The cockpit was unpressurised and barely large enough for the pilot to recline slightly. For overnight legs and oceanic crossings, the pilot wore a heated suit and used supplemental oxygen at altitude. The 20-minute nap schedule was developed with sleep researchers: short enough to prevent the deep sleep that causes grogginess, frequent enough to provide adequate rest across days-long flights. Every major aviation record for solar-powered flight was broken multiple times during the programme.
Why It Matters
Solar Impulse 2 was not a practical aircraft. At 47 mph average speed, it would take six weeks to fly from London to New York. Its passenger capacity was one. Its payload was essentially nothing. It was, in operational terms, impractical — which was, in some ways, the point. The flights were not meant to demonstrate a product. They were meant to demonstrate a principle: that renewable technology, applied with sufficient ingenuity, can do things that seem impossible.

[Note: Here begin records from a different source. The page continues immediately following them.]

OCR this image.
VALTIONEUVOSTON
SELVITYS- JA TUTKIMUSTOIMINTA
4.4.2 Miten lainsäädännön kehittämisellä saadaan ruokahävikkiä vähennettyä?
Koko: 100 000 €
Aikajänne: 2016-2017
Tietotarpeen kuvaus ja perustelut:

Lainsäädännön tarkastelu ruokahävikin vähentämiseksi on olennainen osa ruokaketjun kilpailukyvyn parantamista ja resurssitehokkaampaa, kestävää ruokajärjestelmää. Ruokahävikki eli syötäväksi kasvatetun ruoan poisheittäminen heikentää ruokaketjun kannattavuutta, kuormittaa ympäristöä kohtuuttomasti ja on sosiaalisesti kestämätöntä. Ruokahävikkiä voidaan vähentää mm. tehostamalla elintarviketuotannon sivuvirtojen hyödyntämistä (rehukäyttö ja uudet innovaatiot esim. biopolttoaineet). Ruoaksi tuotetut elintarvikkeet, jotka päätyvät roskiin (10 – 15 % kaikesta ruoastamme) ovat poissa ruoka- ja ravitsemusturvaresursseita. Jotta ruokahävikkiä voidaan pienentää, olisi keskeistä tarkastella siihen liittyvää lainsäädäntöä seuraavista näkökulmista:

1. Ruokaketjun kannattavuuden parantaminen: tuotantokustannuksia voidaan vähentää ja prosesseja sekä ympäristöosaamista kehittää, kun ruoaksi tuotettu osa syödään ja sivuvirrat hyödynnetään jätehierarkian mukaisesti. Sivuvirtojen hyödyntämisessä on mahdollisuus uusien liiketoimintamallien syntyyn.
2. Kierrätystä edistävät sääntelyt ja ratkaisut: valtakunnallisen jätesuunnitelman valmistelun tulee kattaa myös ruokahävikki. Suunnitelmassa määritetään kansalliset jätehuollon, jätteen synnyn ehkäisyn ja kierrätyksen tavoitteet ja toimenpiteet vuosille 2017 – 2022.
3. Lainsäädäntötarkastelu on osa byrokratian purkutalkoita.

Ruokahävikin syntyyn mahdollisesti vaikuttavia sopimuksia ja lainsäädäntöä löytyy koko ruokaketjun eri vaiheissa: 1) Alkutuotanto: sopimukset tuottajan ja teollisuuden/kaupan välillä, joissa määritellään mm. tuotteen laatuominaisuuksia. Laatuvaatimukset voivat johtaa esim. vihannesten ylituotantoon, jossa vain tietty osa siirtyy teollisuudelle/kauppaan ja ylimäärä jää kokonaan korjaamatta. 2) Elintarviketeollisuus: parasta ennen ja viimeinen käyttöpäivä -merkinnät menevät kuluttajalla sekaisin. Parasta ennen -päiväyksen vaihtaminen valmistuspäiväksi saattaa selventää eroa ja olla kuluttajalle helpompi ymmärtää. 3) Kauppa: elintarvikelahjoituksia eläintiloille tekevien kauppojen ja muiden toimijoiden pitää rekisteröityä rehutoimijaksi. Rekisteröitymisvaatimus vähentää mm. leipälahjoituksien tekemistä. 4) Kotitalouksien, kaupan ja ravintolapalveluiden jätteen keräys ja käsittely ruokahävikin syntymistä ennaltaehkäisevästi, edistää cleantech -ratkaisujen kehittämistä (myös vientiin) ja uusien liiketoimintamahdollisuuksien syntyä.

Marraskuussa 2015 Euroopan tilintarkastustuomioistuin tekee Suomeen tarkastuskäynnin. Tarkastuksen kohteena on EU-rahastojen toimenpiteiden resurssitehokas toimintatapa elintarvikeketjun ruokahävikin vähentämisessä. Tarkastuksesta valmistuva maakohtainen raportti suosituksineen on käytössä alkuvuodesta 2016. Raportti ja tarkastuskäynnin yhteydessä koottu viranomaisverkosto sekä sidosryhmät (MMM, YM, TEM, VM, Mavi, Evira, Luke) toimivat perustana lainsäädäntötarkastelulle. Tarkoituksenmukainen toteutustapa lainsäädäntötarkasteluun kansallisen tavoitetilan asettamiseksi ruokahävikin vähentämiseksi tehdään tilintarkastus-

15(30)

In the century and a bit since Kitty Hawk, aviation has consumed approximately 35 billion tonnes of aviation fuel. The atmosphere has paid for every one of those flights in carbon. Solar Impulse 2’s circumnavigation was a single data point in a much larger argument — about what flight might look like in the next hundred years, if the next generation of engineers is willing to make things that are as radically different from today’s aircraft as the Wright Flyer was from Abbas ibn Firnas’s silk-and-feather wings. The sky hasn’t changed. Only our ability to navigate it has — and that ability is still evolving.